Jack’s hot and cold act makes him difficult to like for roughly half the book. He does have a tenderness and sense of humor that exist in the beginning and from the middle on, but he goes from gently nursing Letty to being bitter about her wealth and throwing his alpha weight around completely out of the blue. She finds out more about his likes and dislikes by snooping around the mansion than actually talking to him. His determination to take care of his family and profit from his own efforts is admirable.
The chemistry between the brothers is amusing and well, feels brotherly. My only quibble with them is that they all have convenient skills or professions to help out the plot; one’s a trainee doctor, another an ex-soldier good at spying on conversations, the third knows everything about society because he’s addicted to gossip columns, etc.
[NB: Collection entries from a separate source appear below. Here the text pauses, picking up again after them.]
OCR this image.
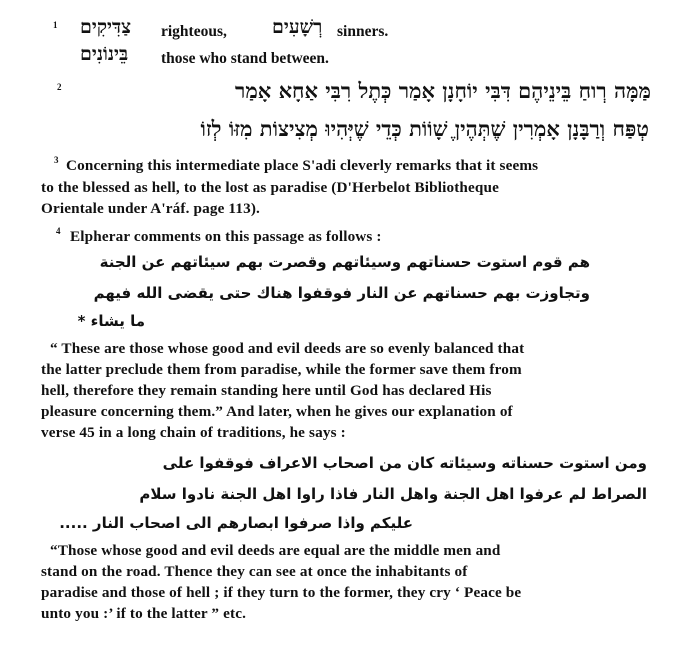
1 צַדִּיקִים righteous, רְשָׁעִים sinners.
בֵּינוֹנִים those who stand between.
2	מַּמָּה רְוחַ בֵּינֵיהֶם דִּבִּי יוֹחָנָן אָמַר כְּתֶל רִבִּי אַחָא אָמַר
טְפַּח וְרַבָּנָן אָמְרִין שֶׁתְּהֶיןֶ שָׁוֹוֹת כְּדֵי שֶׁיְּהִיוּ מְצִיצוֹת מִזּוֹ לְזוֹ
3 Concerning this intermediate place S'adi cleverly remarks that it seems
to the blessed as hell, to the lost as paradise (D'Herbelot Bibliotheque
Orientale under A'ráf. page 113).
4 Elpherar comments on this passage as follows :
هم قوم استوت حسناتهم وسيئاتهم وقصرت بهم سيئاتهم عن الجنة
وتجاوزت بهم حسناتهم عن النار فوقفوا هناك حتى يقضى الله فيهم
ما يشاء *
“ These are those whose good and evil deeds are so evenly balanced that
the latter preclude them from paradise, while the former save them from
hell, therefore they remain standing here until God has declared His
pleasure concerning them.” And later, when he gives our explanation of
verse 45 in a long chain of traditions, he says :
ومن استوت حسناته وسيئاته كان من اصحاب الاعراف فوقفوا على
الصراط لم عرفوا اهل الجنة واهل النار فاذا راوا اهل الجنة نادوا سلام
عليكم واذا صرفوا ابصارهم الى اصحاب النار .....
“Those whose good and evil deeds are equal are the middle men and
stand on the road. Thence they can see at once the inhabitants of
paradise and those of hell ; if they turn to the former, they cry ‘ Peace be
unto you :’ if to the latter ” etc.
A Warriner to Protect Her comes very, very close to earning a recommendation from me. But as much fun as I had with the supporting characters and as much as I truly liked Letty, generally enjoyed Jack and loved the supporting players and some sections of the central romance, the plot’s clichés infect the book so thoroughly that the characterization and love story develop unevenly, making this a classic ‘middling’ grade story if there ever was one.